What data management issues does this case raise? (Maddie Quistgaard)
GitHub could help address these issues with its collaborative interface. If one person does all the research and imports the data, the master of the branch would have to approve the pull request and would look at the data imported. This would then allow the head researcher to verify that the data is not falsified and from there he/she could accept or not accept the changes.
Why didn’t the peer review system identify the problems? (Macy Neblett)

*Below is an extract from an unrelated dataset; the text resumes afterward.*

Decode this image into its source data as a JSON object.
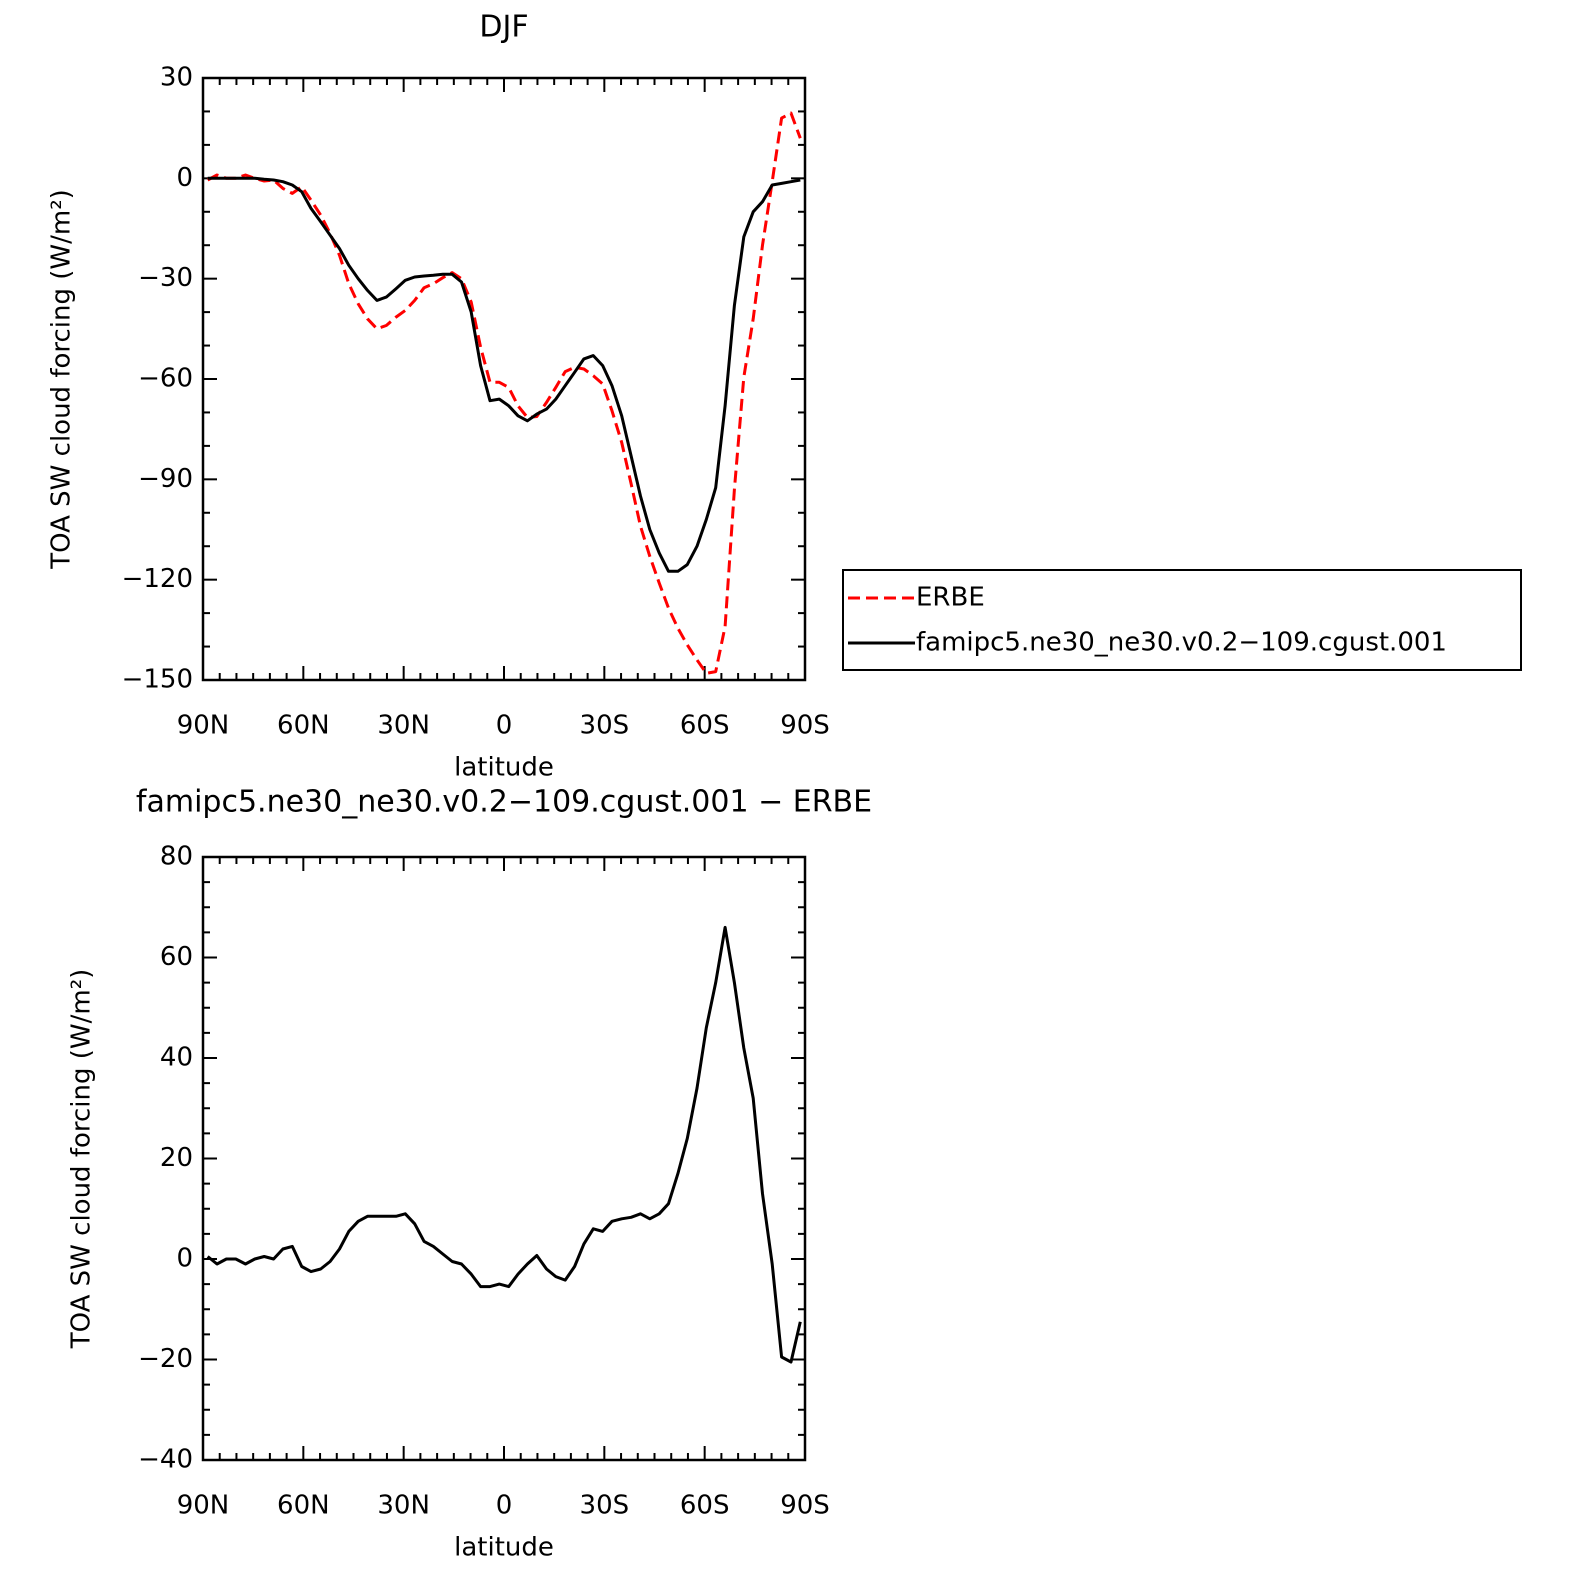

The solution to this problem is slightly more difficult to solve with GitHub. They could have idenified the problems more easily had they used GitHub as a point of collaboration to view and edit their project. Instead of them just blindly accepting the data because of what it would prove, they could have looked at the data for what it was.
How do you think LaCour was able to publish falsified data in such a prestigious journal as Science? (Mine)
If the researchers had used GitHub to publish their work publically, Science Magazine could have gone onto their repository and looked at the data themselves to see where it came from and how it was generated. They could look at the experimental design as well as the data itself. Maybe if they had gone through GitHub, Science could have prevented themselves from publishing an forged and false research.
What are the responsibilities of individuals who co-author papers? What can or should a student (graduate or undergraduate) do when co-author is suspected of falsifying data? (Mine)
If individuals co-authoring papers used GitHub, it would be so much easier to help edit eachother’s work and help one another. For example, not just one person would have to do data collection. You could have multiple people collecting data on different aspects of the experiment. GitHub could also help co-authors find faulty data or bad experimental design. If someone notices that data has been falsified, they can easily ask other collaborators on the research to look at the data as well to see if they also think the data is faulty.